Students Get to Explore Seychelles Marine Life (No Fair!)
(Seychelles News Agency) – Imagine waking up to the sight of the calm waters of a lagoon teemed with an abundant marine life including a group of black-tip sharks swimming around, in one of the most remote and uninhabited quarters of the world.
This dream became a reality for twelve Seychellois students of different ages and three teachers who were lucky enough to spend four days on the Seychelles atoll of Aldabra.
Located in the westernmost part of the Indian Ocean archipelago, some 1,100 kilometres from the main island of Mahé, the world’s largest raised coral atoll is renowned for its pristine beauty, its population of land tortoises and sea turtles among other fascinating features.

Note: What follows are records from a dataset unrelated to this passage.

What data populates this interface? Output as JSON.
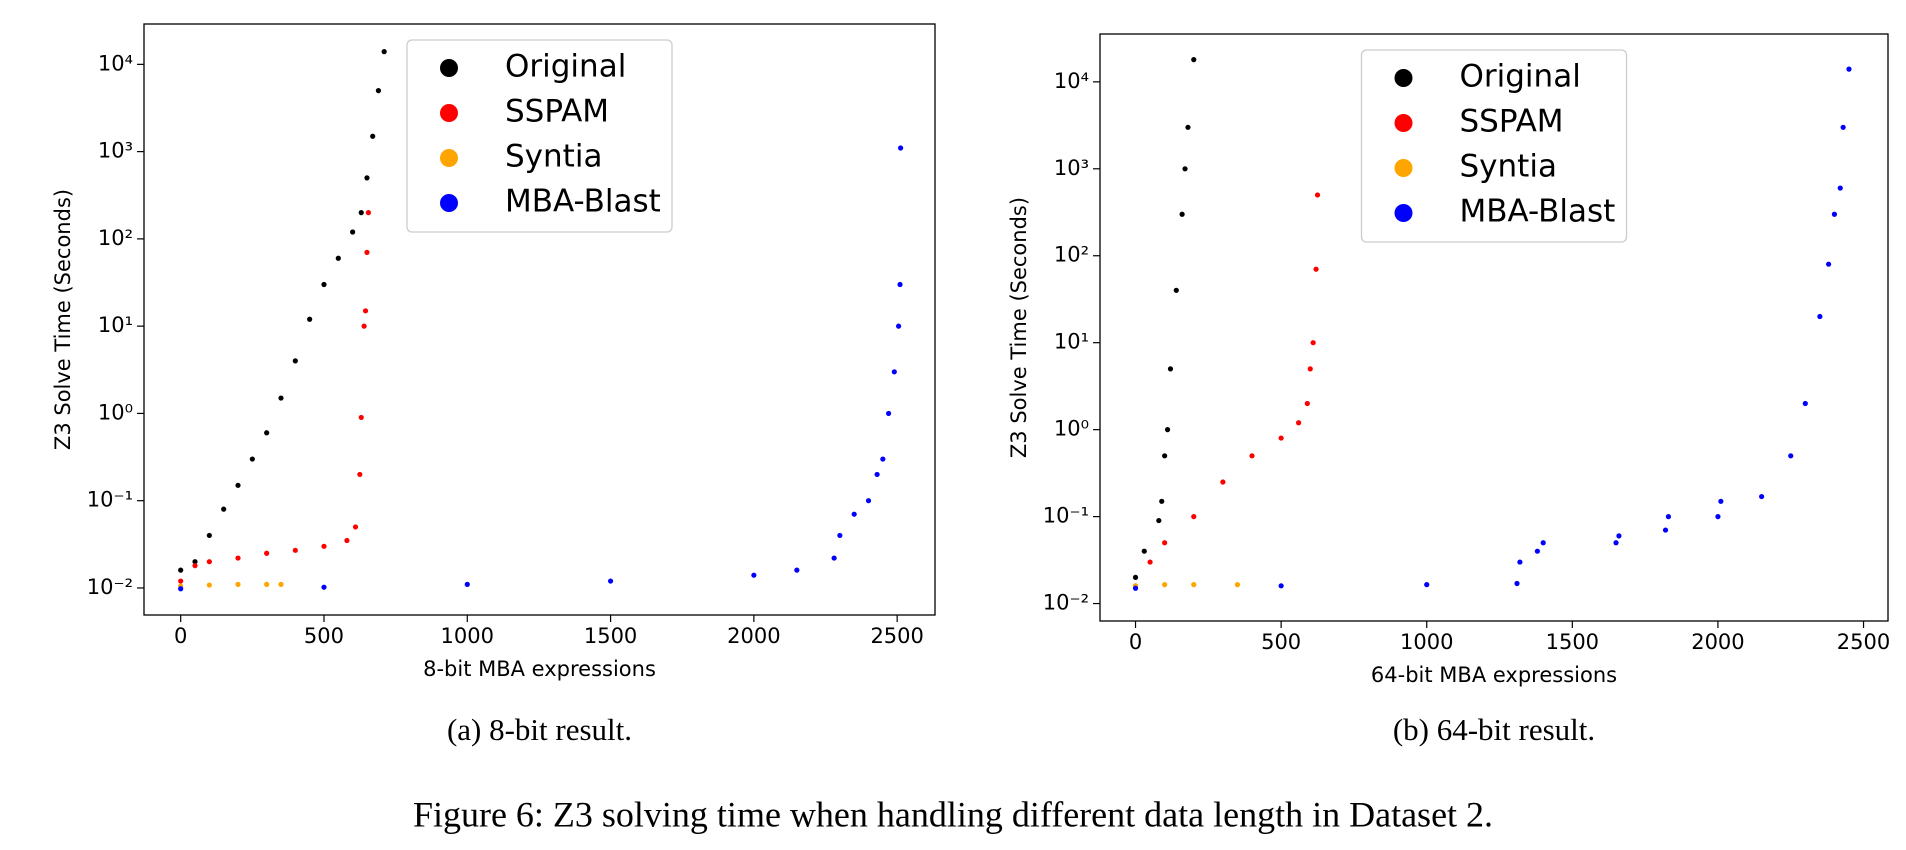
{
  "chart_data": [
    {
      "type": "scatter",
      "caption": "(a) 8-bit result.",
      "xlabel": "8-bit MBA expressions",
      "ylabel": "Z3 Solve Time (Seconds)",
      "xlim": [
        -128,
        2632
      ],
      "ylim": [
        0.0049,
        29000
      ],
      "yscale": "log",
      "legend": "upper center",
      "xticks": [
        0,
        500,
        1000,
        1500,
        2000,
        2500
      ],
      "yticks": [
        {
          "value": 0.01,
          "label": "10⁻²"
        },
        {
          "value": 0.1,
          "label": "10⁻¹"
        },
        {
          "value": 1,
          "label": "10⁰"
        },
        {
          "value": 10,
          "label": "10¹"
        },
        {
          "value": 100,
          "label": "10²"
        },
        {
          "value": 1000,
          "label": "10³"
        },
        {
          "value": 10000,
          "label": "10⁴"
        }
      ],
      "series": [
        {
          "name": "Original",
          "color": "#000000",
          "x": [
            0,
            50,
            100,
            150,
            200,
            250,
            300,
            350,
            400,
            450,
            500,
            550,
            600,
            630,
            650,
            670,
            690,
            710
          ],
          "values": [
            0.016,
            0.02,
            0.04,
            0.08,
            0.15,
            0.3,
            0.6,
            1.5,
            4,
            12,
            30,
            60,
            120,
            200,
            500,
            1500,
            5000,
            14000
          ]
        },
        {
          "name": "SSPAM",
          "color": "#ff0000",
          "x": [
            0,
            50,
            100,
            200,
            300,
            400,
            500,
            580,
            610,
            625,
            630,
            640,
            645,
            650,
            655
          ],
          "values": [
            0.012,
            0.018,
            0.02,
            0.022,
            0.025,
            0.027,
            0.03,
            0.035,
            0.05,
            0.2,
            0.9,
            10,
            15,
            70,
            200
          ]
        },
        {
          "name": "Syntia",
          "color": "#ffa500",
          "x": [
            0,
            100,
            200,
            300,
            350
          ],
          "values": [
            0.0105,
            0.0108,
            0.011,
            0.011,
            0.011
          ]
        },
        {
          "name": "MBA-Blast",
          "color": "#0000ff",
          "x": [
            0,
            500,
            1000,
            1500,
            2000,
            2150,
            2280,
            2300,
            2350,
            2400,
            2430,
            2450,
            2470,
            2490,
            2505,
            2510,
            2512
          ],
          "values": [
            0.0098,
            0.0102,
            0.011,
            0.012,
            0.014,
            0.016,
            0.022,
            0.04,
            0.07,
            0.1,
            0.2,
            0.3,
            1,
            3,
            10,
            30,
            1100
          ]
        }
      ]
    },
    {
      "type": "scatter",
      "caption": "(b) 64-bit result.",
      "xlabel": "64-bit MBA expressions",
      "ylabel": "Z3 Solve Time (Seconds)",
      "xlim": [
        -122,
        2584
      ],
      "ylim": [
        0.0063,
        35500
      ],
      "yscale": "log",
      "legend": "upper center",
      "xticks": [
        0,
        500,
        1000,
        1500,
        2000,
        2500
      ],
      "yticks": [
        {
          "value": 0.01,
          "label": "10⁻²"
        },
        {
          "value": 0.1,
          "label": "10⁻¹"
        },
        {
          "value": 1,
          "label": "10⁰"
        },
        {
          "value": 10,
          "label": "10¹"
        },
        {
          "value": 100,
          "label": "10²"
        },
        {
          "value": 1000,
          "label": "10³"
        },
        {
          "value": 10000,
          "label": "10⁴"
        }
      ],
      "series": [
        {
          "name": "Original",
          "color": "#000000",
          "x": [
            0,
            30,
            80,
            90,
            100,
            110,
            120,
            140,
            160,
            170,
            180,
            200
          ],
          "values": [
            0.02,
            0.04,
            0.09,
            0.15,
            0.5,
            1,
            5,
            40,
            300,
            1000,
            3000,
            18000
          ]
        },
        {
          "name": "SSPAM",
          "color": "#ff0000",
          "x": [
            0,
            50,
            100,
            200,
            300,
            400,
            500,
            560,
            590,
            600,
            610,
            620,
            625
          ],
          "values": [
            0.016,
            0.03,
            0.05,
            0.1,
            0.25,
            0.5,
            0.8,
            1.2,
            2,
            5,
            10,
            70,
            500
          ]
        },
        {
          "name": "Syntia",
          "color": "#ffa500",
          "x": [
            0,
            100,
            200,
            350
          ],
          "values": [
            0.016,
            0.0165,
            0.0165,
            0.0165
          ]
        },
        {
          "name": "MBA-Blast",
          "color": "#0000ff",
          "x": [
            0,
            500,
            1000,
            1310,
            1320,
            1380,
            1400,
            1650,
            1660,
            1820,
            1830,
            2000,
            2010,
            2150,
            2250,
            2300,
            2350,
            2380,
            2400,
            2420,
            2430,
            2450
          ],
          "values": [
            0.015,
            0.016,
            0.0165,
            0.017,
            0.03,
            0.04,
            0.05,
            0.05,
            0.06,
            0.07,
            0.1,
            0.1,
            0.15,
            0.17,
            0.5,
            2,
            20,
            80,
            300,
            600,
            3000,
            14000
          ]
        }
      ]
    }
  ],
  "figure_caption": "Figure 6: Z3 solving time when handling different data length in Dataset 2."
}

It is thanks to this unique biodiversity that Aldabra was declared a World Heritage Site in November 1982 by the United Nations Scientific, Educational, Cultural and Cultural Organisation (UNESCO).
The once in a lifetime trip for the group of youngsters and their teachers to Aldabra last month was possible after the Seychelles Islands Foundation (SIF), a public trust which manages the atoll, re-initiated the annual prize for the winners of the Seychelles Eco-school competition.
This was after a lapse of five years due to the risk of piracy around the outer islands.